TABLE OF CONTENTS

PRINT July 1962

LETTERS

LETTERS

Sir:
First let me congratulate you on your May issue of Artforum. I can see that you are trying to do a first rate job and that the future issues will be exciting and worthwhile. I also anticipate much open controversy and hope that the Art Galleries, too, will have space to “pick up the gauntlet.”

It goes without saying that such a magazine encourages reviews and opinions from all and everyone except from the very people who have a faith and belief (beyond the rational) in the artists they represent—the “art galleries” themselves. It would certainly be an interesting experiment to devote some portion of the magazine to the very chauvinistic expression of the art dealers—who they think are worth while and why!

—Esther Robles
Los Angeles

Sir:
We in the Art Department certainly wish you the best of success in publishing this journal in the years to come, for it is something which has very much been needed on the West Coast.

—David Gebhard
Director, Art Gallery
University of California
Santa Barbara

Sir:
Let me offer my hearty congratulations to your editorial staff on your handsome and pithy edition.

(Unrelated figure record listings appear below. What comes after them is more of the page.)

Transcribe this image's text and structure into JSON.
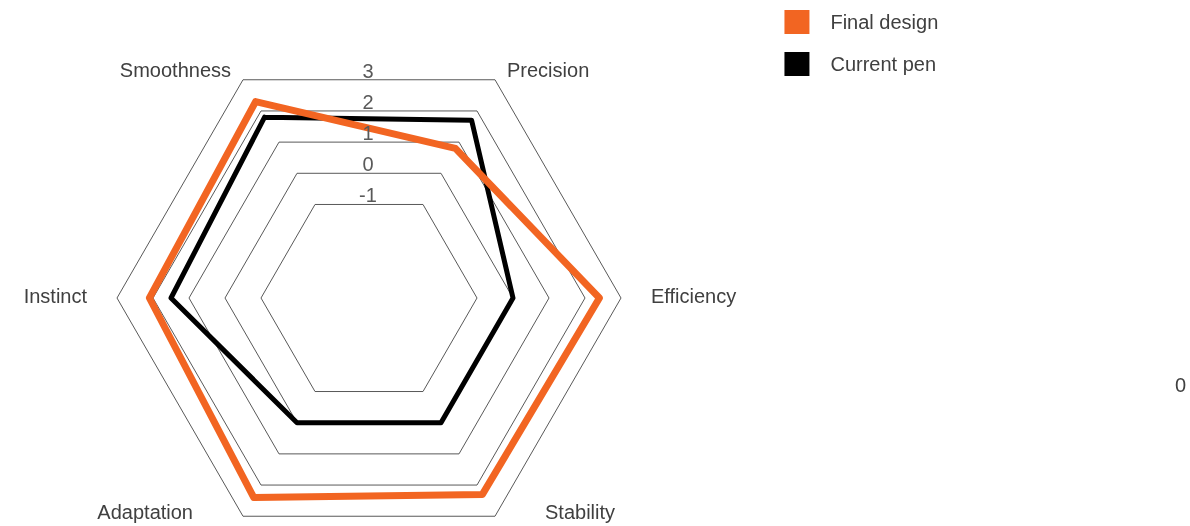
{
  "chart_data": {
    "type": "radar",
    "categories": [
      "Smoothness",
      "Precision",
      "Efficiency",
      "Stability",
      "Adaptation",
      "Instinct"
    ],
    "series": [
      {
        "name": "Final design",
        "color": "#f26522",
        "values": [
          2.3,
          0.8,
          2.4,
          2.3,
          2.4,
          2.1
        ]
      },
      {
        "name": "Current pen",
        "color": "#000000",
        "values": [
          1.8,
          1.7,
          0,
          0,
          0,
          1.5
        ]
      }
    ],
    "ylim": [
      -4,
      3
    ],
    "yticks": [
      -1,
      0,
      1,
      2,
      3
    ],
    "grid": true,
    "legend": "top right",
    "marker": "none",
    "line_style": "solid",
    "annotations": [
      "0"
    ]
  }
}
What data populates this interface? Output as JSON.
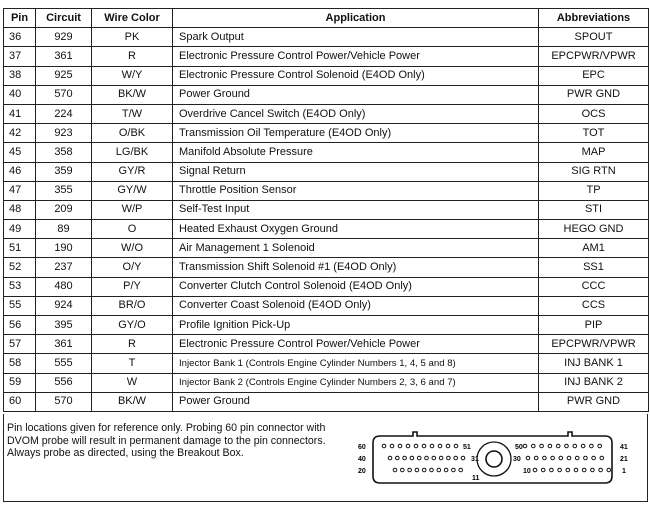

—F. M. Hinkhouse, Director
Phoenix Art Museum

Sir:
The magazine looks great!

—Mrs. Betty Bowen
Seattle

Sir:
Congratulations and best wishes for success.

—Esther Bear
Santa Barbara

Sir:
With best of wishes.

—Mark Tobey
Seattle

Sir:
On reading Dr. Lester Longman’s diatribe against modern art, ironically entitled “Conformity in the Arts,” it seems to me that he is one of several self-appointed helmsmen who wish to steer the boat while we artists merely labor at the oars like so many slaves.

The learned Dr. Longman dismisses American art since the war as a “fad” or “ism,” when in fact the new American painting as exemplified by Pollock, De Kooning, Kline, Still and others (none of whom Dr. Longman chooses to mention) has for the first time in our history become a force in world culture of the utmost importance. While ignoring the so-called heroic period of American abstract art, Dr. Longman makes use of bizarre reactions to it—mostly by European artists—to typify his prejudice.

The point that Dr. Longman misses altogether is that the art called by critics “Abstract Expressionism” has vanquished the minds of thousands of younger artists very much like the influence wielded by Monet or Cézanne in their day. Yet the works of the “Abstract Expressionists” do not conform even to each other. What could be farther from De Kooning than Rothko?

Attempts by some artists to free themselves of this tyranny—Happenings, Junk Art, Assemblage and Neo-Dada, which Dr. Longman erroneously lumps together with “Abstract Expressionism,” are at their best a new vision of the world, at their worst merely a form of criticism.

I agree with Dr. Longman that shocking objects and examples of shocking behavior are being brought to the public attention by museums and the press. This I can only regard as the artist functioning in his capacity as critic. Don’t make the mistake of looking upon these manifestations as “immoral” or undesirable. To do away with art as criticism is the first step toward a totalitarian conformity alien to our free society.

I have great confidence in the rebellious spirit of younger artists and in their capacity to create a new vision which will fulfill in the deepest sense the spirit of Malraux’s words quoted by Dr. Longman—“A man becomes truly a man only when in quest of what is most exalted in him . . . etc.” Don’t forget that art has many other attributes, among which are the comical, the satirical, the Rabelaisian, the sensual and the lyrical, as well as the exalted and other worldly.

We can’t expect that all of the 50,000 or so artists in this country are doing work that will “go down through the ages” but we can be sure that some are.

If there’s anything deplorable in the artistic situation today it’s the uninformed, unsympathetic, prejudiced, critic of modern art. He knows how to write. He knows art history and esthetics. But it is doubtful that he has been deeply moved by any work since Courbet.